Au départ, Énergie Est a été proposé pour acheminer du bitume léger car la majorité des raffineries de l’Est ne peuvent traiter le bitume dilué. Si le port de Saint-John est construit, ce serait surtout du bitume dilué que nous verrons transiter dans cet oléoduc.

Prioriser les oléoducs au lieu du train? Existe-t-il vraiment une méthode sécuritaire de transporter du pétrole? C’est une question délicate, définir ce qui est ‘sécuritaire’. Les trains ont une moyenne plus élevée de déversements, mais le volume renversé lors d’un seul incident est moins significatif avec le train qu’avec un oléoduc. Il n’y en a aucun qui est plus sécuritaire, les deux peuvent être responsables de déversements. Il n’y a pas un moyen de transport du pétrole sans failles et nous devons bien saisir les risques qui s’y rattachent.

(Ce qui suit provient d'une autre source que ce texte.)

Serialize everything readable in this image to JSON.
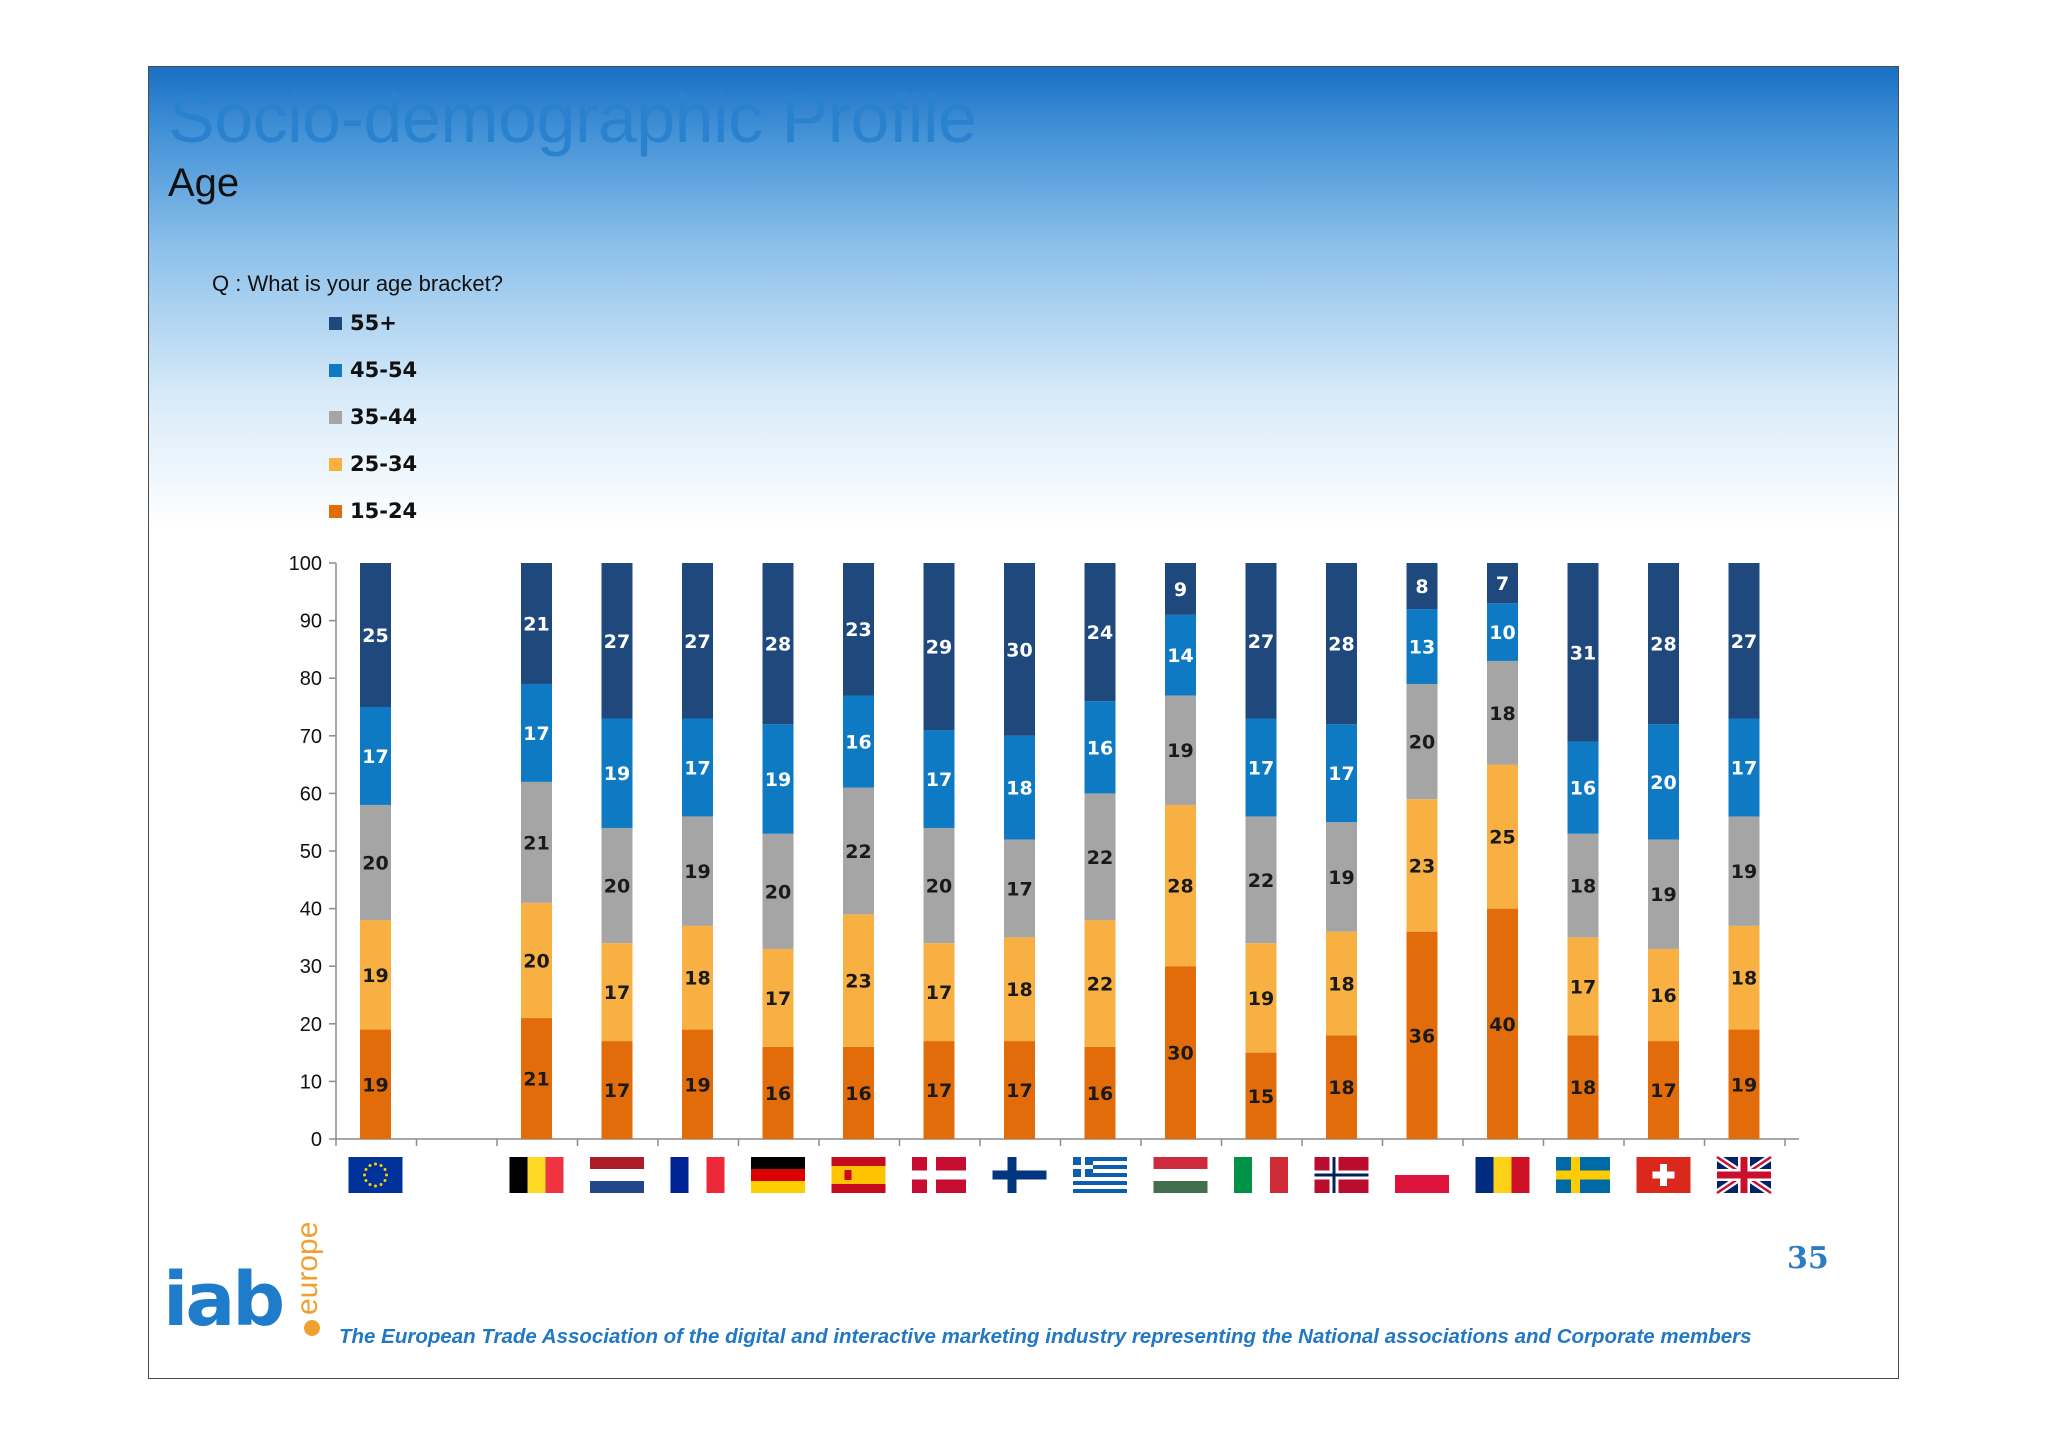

Alors que le choc de Lac-Mégantic est encore récent, faisons aussi justice à plus de 500 personnes décédées par des déversements d’oléoducs depuis 30 ans aux États-Unis. Les sables bitumineux sont aussi responsables de la détérioration de la qualité de vie et de la santé des premières nations qui vivent aux abords de cette industrie. Ce ne sont pas que des statistiques, mais un rappel du coût et des risques réels du transport du pétrole.

Quels bénéfices pour l’économie? Qui bénéficierait du projet? La réponse : certainement pas nous, pas la population, ni notre économie ou notre environnement, mais vraiment que l’industrie pétrolière. Énergie Est ne la rendrait que plus riche et puissante. Ces compagnies veulent principalement exporter pour accéder à un prix du baril de pétrole qui est plus élevé sur le marché international.

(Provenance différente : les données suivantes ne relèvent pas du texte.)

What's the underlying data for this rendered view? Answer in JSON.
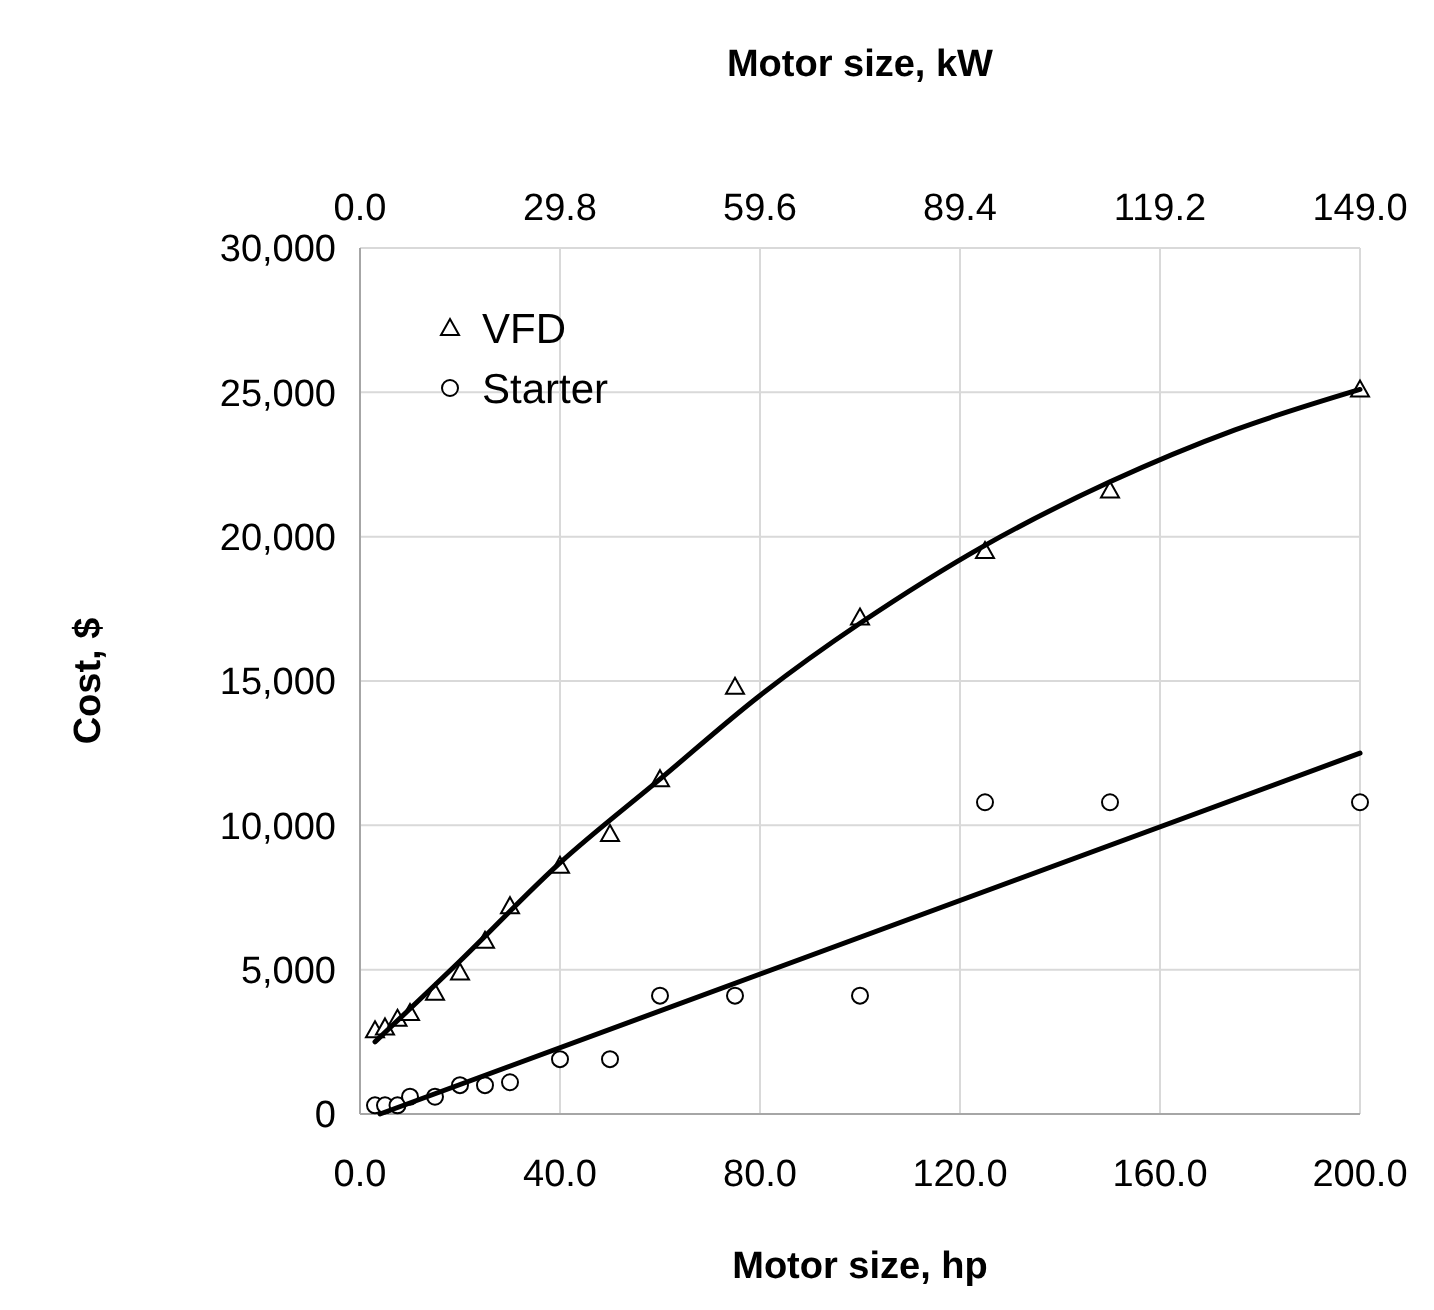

De plus, la volatilité des prix du pétrole aurait un impact sur l’économie du pays qui serait plus souvent à risque d’être déstabilisé. La réduction de l’offre en gaz naturel suite à la conversion pourrait en faire augmenter le prix au Québec. Puis, avec les récents projets de loi omnibus, nous avons observé les effets néfastes des puissants lobbys pétroliers sur notre démocratie.

Pour les emplois, très peu seraient créés pour la portion du vieil oléoduc. Même si des emplois étaient créés pour le nouvel oléoduc, la plupart ne sont nécessaires qu’à la construction, peu resteraient à long terme. Plus d’emplois seraient créés avec les énergies durables. Au pays, deux emplois en moyenne sont créés pour un million de dollars investis dans les énergies fossiles. C’est 15 emplois pour le même montant investi dans les énergies propres.

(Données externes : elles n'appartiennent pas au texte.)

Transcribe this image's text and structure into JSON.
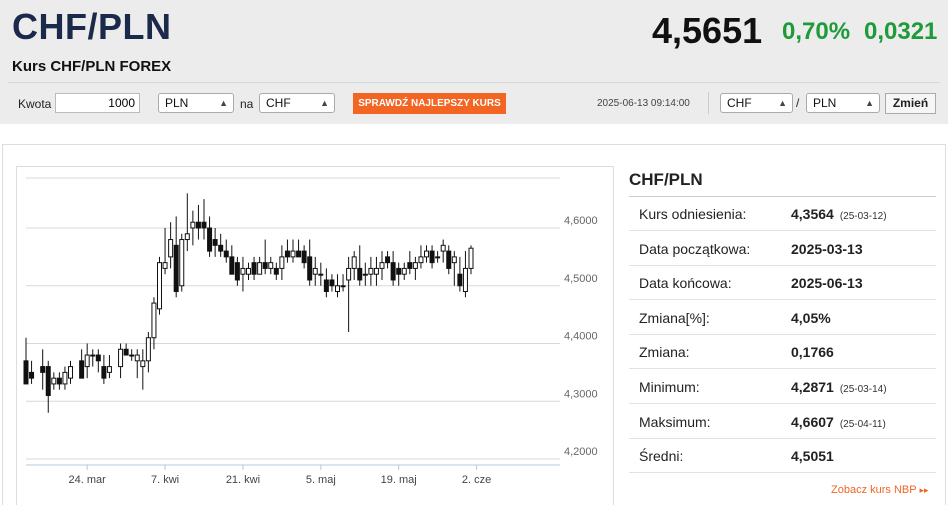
{
  "header": {
    "title": "CHF/PLN",
    "subtitle": "Kurs CHF/PLN FOREX",
    "rate": "4,5651",
    "change_pct": "0,70%",
    "change_abs": "0,0321",
    "change_color": "#1f9a3a"
  },
  "converter": {
    "amount_label": "Kwota",
    "amount_value": "1000",
    "from_currency": "PLN",
    "to_label": "na",
    "to_currency": "CHF",
    "cta_label": "SPRAWDŹ NAJLEPSZY KURS",
    "cta_color": "#f26522"
  },
  "pair_selector": {
    "datetime": "2025-06-13 09:14:00",
    "base": "CHF",
    "separator": "/",
    "quote": "PLN",
    "button_label": "Zmień"
  },
  "side_panel": {
    "title": "CHF/PLN",
    "rows": [
      {
        "label": "Kurs odniesienia:",
        "value": "4,3564",
        "date": "(25-03-12)"
      },
      {
        "label": "Data początkowa:",
        "value": "2025-03-13",
        "date": ""
      },
      {
        "label": "Data końcowa:",
        "value": "2025-06-13",
        "date": ""
      },
      {
        "label": "Zmiana[%]:",
        "value": "4,05%",
        "date": ""
      },
      {
        "label": "Zmiana:",
        "value": "0,1766",
        "date": ""
      },
      {
        "label": "Minimum:",
        "value": "4,2871",
        "date": "(25-03-14)"
      },
      {
        "label": "Maksimum:",
        "value": "4,6607",
        "date": "(25-04-11)"
      },
      {
        "label": "Średni:",
        "value": "4,5051",
        "date": ""
      }
    ],
    "link_label": "Zobacz kurs NBP",
    "link_arrow": "▸▸"
  },
  "chart_data": {
    "type": "candlestick",
    "y_ticks": [
      "4,6000",
      "4,5000",
      "4,4000",
      "4,3000",
      "4,2000"
    ],
    "y_tick_values": [
      4.6,
      4.5,
      4.4,
      4.3,
      4.2
    ],
    "ylim": [
      4.2,
      4.68
    ],
    "x_ticks": [
      "24. mar",
      "7. kwi",
      "21. kwi",
      "5. maj",
      "19. maj",
      "2. cze"
    ],
    "x_tick_days": [
      11,
      25,
      39,
      53,
      67,
      81
    ],
    "x_range_days": [
      0,
      96
    ],
    "grid": true,
    "up_color": "#ffffff",
    "down_color": "#111111",
    "candles": [
      {
        "d": 0,
        "o": 4.37,
        "h": 4.41,
        "l": 4.33,
        "c": 4.33
      },
      {
        "d": 1,
        "o": 4.35,
        "h": 4.37,
        "l": 4.33,
        "c": 4.34
      },
      {
        "d": 3,
        "o": 4.36,
        "h": 4.39,
        "l": 4.32,
        "c": 4.35
      },
      {
        "d": 4,
        "o": 4.36,
        "h": 4.37,
        "l": 4.28,
        "c": 4.31
      },
      {
        "d": 5,
        "o": 4.33,
        "h": 4.35,
        "l": 4.32,
        "c": 4.34
      },
      {
        "d": 6,
        "o": 4.34,
        "h": 4.35,
        "l": 4.32,
        "c": 4.33
      },
      {
        "d": 7,
        "o": 4.33,
        "h": 4.36,
        "l": 4.32,
        "c": 4.35
      },
      {
        "d": 8,
        "o": 4.34,
        "h": 4.37,
        "l": 4.33,
        "c": 4.36
      },
      {
        "d": 10,
        "o": 4.37,
        "h": 4.39,
        "l": 4.34,
        "c": 4.34
      },
      {
        "d": 11,
        "o": 4.36,
        "h": 4.4,
        "l": 4.34,
        "c": 4.38
      },
      {
        "d": 12,
        "o": 4.38,
        "h": 4.39,
        "l": 4.36,
        "c": 4.38
      },
      {
        "d": 13,
        "o": 4.38,
        "h": 4.39,
        "l": 4.35,
        "c": 4.37
      },
      {
        "d": 14,
        "o": 4.36,
        "h": 4.38,
        "l": 4.33,
        "c": 4.34
      },
      {
        "d": 15,
        "o": 4.35,
        "h": 4.38,
        "l": 4.34,
        "c": 4.36
      },
      {
        "d": 17,
        "o": 4.36,
        "h": 4.4,
        "l": 4.34,
        "c": 4.39
      },
      {
        "d": 18,
        "o": 4.39,
        "h": 4.4,
        "l": 4.38,
        "c": 4.38
      },
      {
        "d": 19,
        "o": 4.38,
        "h": 4.39,
        "l": 4.37,
        "c": 4.38
      },
      {
        "d": 20,
        "o": 4.37,
        "h": 4.39,
        "l": 4.34,
        "c": 4.38
      },
      {
        "d": 21,
        "o": 4.36,
        "h": 4.39,
        "l": 4.32,
        "c": 4.37
      },
      {
        "d": 22,
        "o": 4.37,
        "h": 4.42,
        "l": 4.35,
        "c": 4.41
      },
      {
        "d": 23,
        "o": 4.41,
        "h": 4.48,
        "l": 4.39,
        "c": 4.47
      },
      {
        "d": 24,
        "o": 4.46,
        "h": 4.55,
        "l": 4.45,
        "c": 4.54
      },
      {
        "d": 25,
        "o": 4.53,
        "h": 4.6,
        "l": 4.52,
        "c": 4.54
      },
      {
        "d": 26,
        "o": 4.55,
        "h": 4.61,
        "l": 4.53,
        "c": 4.58
      },
      {
        "d": 27,
        "o": 4.57,
        "h": 4.62,
        "l": 4.48,
        "c": 4.49
      },
      {
        "d": 28,
        "o": 4.5,
        "h": 4.59,
        "l": 4.49,
        "c": 4.58
      },
      {
        "d": 29,
        "o": 4.58,
        "h": 4.66,
        "l": 4.56,
        "c": 4.59
      },
      {
        "d": 30,
        "o": 4.6,
        "h": 4.63,
        "l": 4.57,
        "c": 4.61
      },
      {
        "d": 31,
        "o": 4.61,
        "h": 4.64,
        "l": 4.58,
        "c": 4.6
      },
      {
        "d": 32,
        "o": 4.61,
        "h": 4.65,
        "l": 4.58,
        "c": 4.6
      },
      {
        "d": 33,
        "o": 4.6,
        "h": 4.62,
        "l": 4.55,
        "c": 4.56
      },
      {
        "d": 34,
        "o": 4.58,
        "h": 4.6,
        "l": 4.55,
        "c": 4.57
      },
      {
        "d": 35,
        "o": 4.57,
        "h": 4.59,
        "l": 4.55,
        "c": 4.56
      },
      {
        "d": 36,
        "o": 4.56,
        "h": 4.58,
        "l": 4.54,
        "c": 4.55
      },
      {
        "d": 37,
        "o": 4.55,
        "h": 4.57,
        "l": 4.52,
        "c": 4.52
      },
      {
        "d": 38,
        "o": 4.54,
        "h": 4.55,
        "l": 4.5,
        "c": 4.51
      },
      {
        "d": 39,
        "o": 4.52,
        "h": 4.55,
        "l": 4.49,
        "c": 4.53
      },
      {
        "d": 40,
        "o": 4.52,
        "h": 4.54,
        "l": 4.51,
        "c": 4.53
      },
      {
        "d": 41,
        "o": 4.54,
        "h": 4.55,
        "l": 4.51,
        "c": 4.52
      },
      {
        "d": 42,
        "o": 4.52,
        "h": 4.55,
        "l": 4.52,
        "c": 4.54
      },
      {
        "d": 43,
        "o": 4.54,
        "h": 4.58,
        "l": 4.52,
        "c": 4.53
      },
      {
        "d": 44,
        "o": 4.53,
        "h": 4.55,
        "l": 4.52,
        "c": 4.54
      },
      {
        "d": 45,
        "o": 4.53,
        "h": 4.54,
        "l": 4.51,
        "c": 4.52
      },
      {
        "d": 46,
        "o": 4.53,
        "h": 4.57,
        "l": 4.51,
        "c": 4.55
      },
      {
        "d": 47,
        "o": 4.56,
        "h": 4.58,
        "l": 4.54,
        "c": 4.55
      },
      {
        "d": 48,
        "o": 4.55,
        "h": 4.58,
        "l": 4.54,
        "c": 4.56
      },
      {
        "d": 49,
        "o": 4.56,
        "h": 4.58,
        "l": 4.55,
        "c": 4.55
      },
      {
        "d": 50,
        "o": 4.56,
        "h": 4.57,
        "l": 4.53,
        "c": 4.54
      },
      {
        "d": 51,
        "o": 4.55,
        "h": 4.58,
        "l": 4.5,
        "c": 4.51
      },
      {
        "d": 52,
        "o": 4.52,
        "h": 4.55,
        "l": 4.5,
        "c": 4.53
      },
      {
        "d": 53,
        "o": 4.52,
        "h": 4.54,
        "l": 4.5,
        "c": 4.52
      },
      {
        "d": 54,
        "o": 4.51,
        "h": 4.53,
        "l": 4.48,
        "c": 4.49
      },
      {
        "d": 55,
        "o": 4.51,
        "h": 4.52,
        "l": 4.49,
        "c": 4.5
      },
      {
        "d": 56,
        "o": 4.49,
        "h": 4.52,
        "l": 4.48,
        "c": 4.5
      },
      {
        "d": 57,
        "o": 4.5,
        "h": 4.52,
        "l": 4.49,
        "c": 4.5
      },
      {
        "d": 58,
        "o": 4.51,
        "h": 4.55,
        "l": 4.42,
        "c": 4.53
      },
      {
        "d": 59,
        "o": 4.53,
        "h": 4.56,
        "l": 4.51,
        "c": 4.55
      },
      {
        "d": 60,
        "o": 4.53,
        "h": 4.57,
        "l": 4.5,
        "c": 4.51
      },
      {
        "d": 61,
        "o": 4.52,
        "h": 4.54,
        "l": 4.5,
        "c": 4.52
      },
      {
        "d": 62,
        "o": 4.52,
        "h": 4.55,
        "l": 4.5,
        "c": 4.53
      },
      {
        "d": 63,
        "o": 4.52,
        "h": 4.55,
        "l": 4.5,
        "c": 4.53
      },
      {
        "d": 64,
        "o": 4.53,
        "h": 4.56,
        "l": 4.51,
        "c": 4.54
      },
      {
        "d": 65,
        "o": 4.55,
        "h": 4.56,
        "l": 4.53,
        "c": 4.54
      },
      {
        "d": 66,
        "o": 4.54,
        "h": 4.56,
        "l": 4.5,
        "c": 4.51
      },
      {
        "d": 67,
        "o": 4.53,
        "h": 4.54,
        "l": 4.5,
        "c": 4.52
      },
      {
        "d": 68,
        "o": 4.52,
        "h": 4.54,
        "l": 4.51,
        "c": 4.53
      },
      {
        "d": 69,
        "o": 4.54,
        "h": 4.56,
        "l": 4.52,
        "c": 4.53
      },
      {
        "d": 70,
        "o": 4.53,
        "h": 4.55,
        "l": 4.51,
        "c": 4.54
      },
      {
        "d": 71,
        "o": 4.54,
        "h": 4.57,
        "l": 4.53,
        "c": 4.55
      },
      {
        "d": 72,
        "o": 4.55,
        "h": 4.57,
        "l": 4.54,
        "c": 4.56
      },
      {
        "d": 73,
        "o": 4.56,
        "h": 4.57,
        "l": 4.53,
        "c": 4.54
      },
      {
        "d": 74,
        "o": 4.55,
        "h": 4.56,
        "l": 4.54,
        "c": 4.55
      },
      {
        "d": 75,
        "o": 4.56,
        "h": 4.58,
        "l": 4.54,
        "c": 4.57
      },
      {
        "d": 76,
        "o": 4.56,
        "h": 4.57,
        "l": 4.52,
        "c": 4.53
      },
      {
        "d": 77,
        "o": 4.54,
        "h": 4.56,
        "l": 4.5,
        "c": 4.55
      },
      {
        "d": 78,
        "o": 4.52,
        "h": 4.55,
        "l": 4.49,
        "c": 4.5
      },
      {
        "d": 79,
        "o": 4.49,
        "h": 4.56,
        "l": 4.48,
        "c": 4.53
      },
      {
        "d": 80,
        "o": 4.53,
        "h": 4.57,
        "l": 4.52,
        "c": 4.565
      }
    ]
  }
}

Nous avons tellement d’autres options Le Québec est choyé de ressources naturelles (hydriques, éoliennes, solaires, etc.) qui offrent des options plus intéressantes que les oléoducs. Peu d’impacts sont associés à l’énergie solaire ou éolienne. La majorité de notre électricité provient de l’hydroélectricité et seuls les transports nécessitent du pétrole. C’est l’opportunité de transiter vers une société décarbonisée. La solution pour remédier aux risques liés aux oléoducs est de réduire la consommation de pétrole. Les impacts des changements climatiques ne font que commencer à se faire sentir. Il est impératif de réduire les émissions de gaz à effet de serre.

En tant que citoyen.ne.s directement touché.e.s par les projets d’oléoducs, nous sommes très préoccupés. De nombreuses communautés de la Colombie-Britannique se sont opposées à l’oléoduc Northern Gateway. Ils ont voulu protéger leur eau potable, leurs terres agricoles et la santé de leurs communautés. C’est à nous de choisir ce que nous voulons pour l’avenir de nos communautés et ce que nous voulons laisser derrière pour les générations à venir.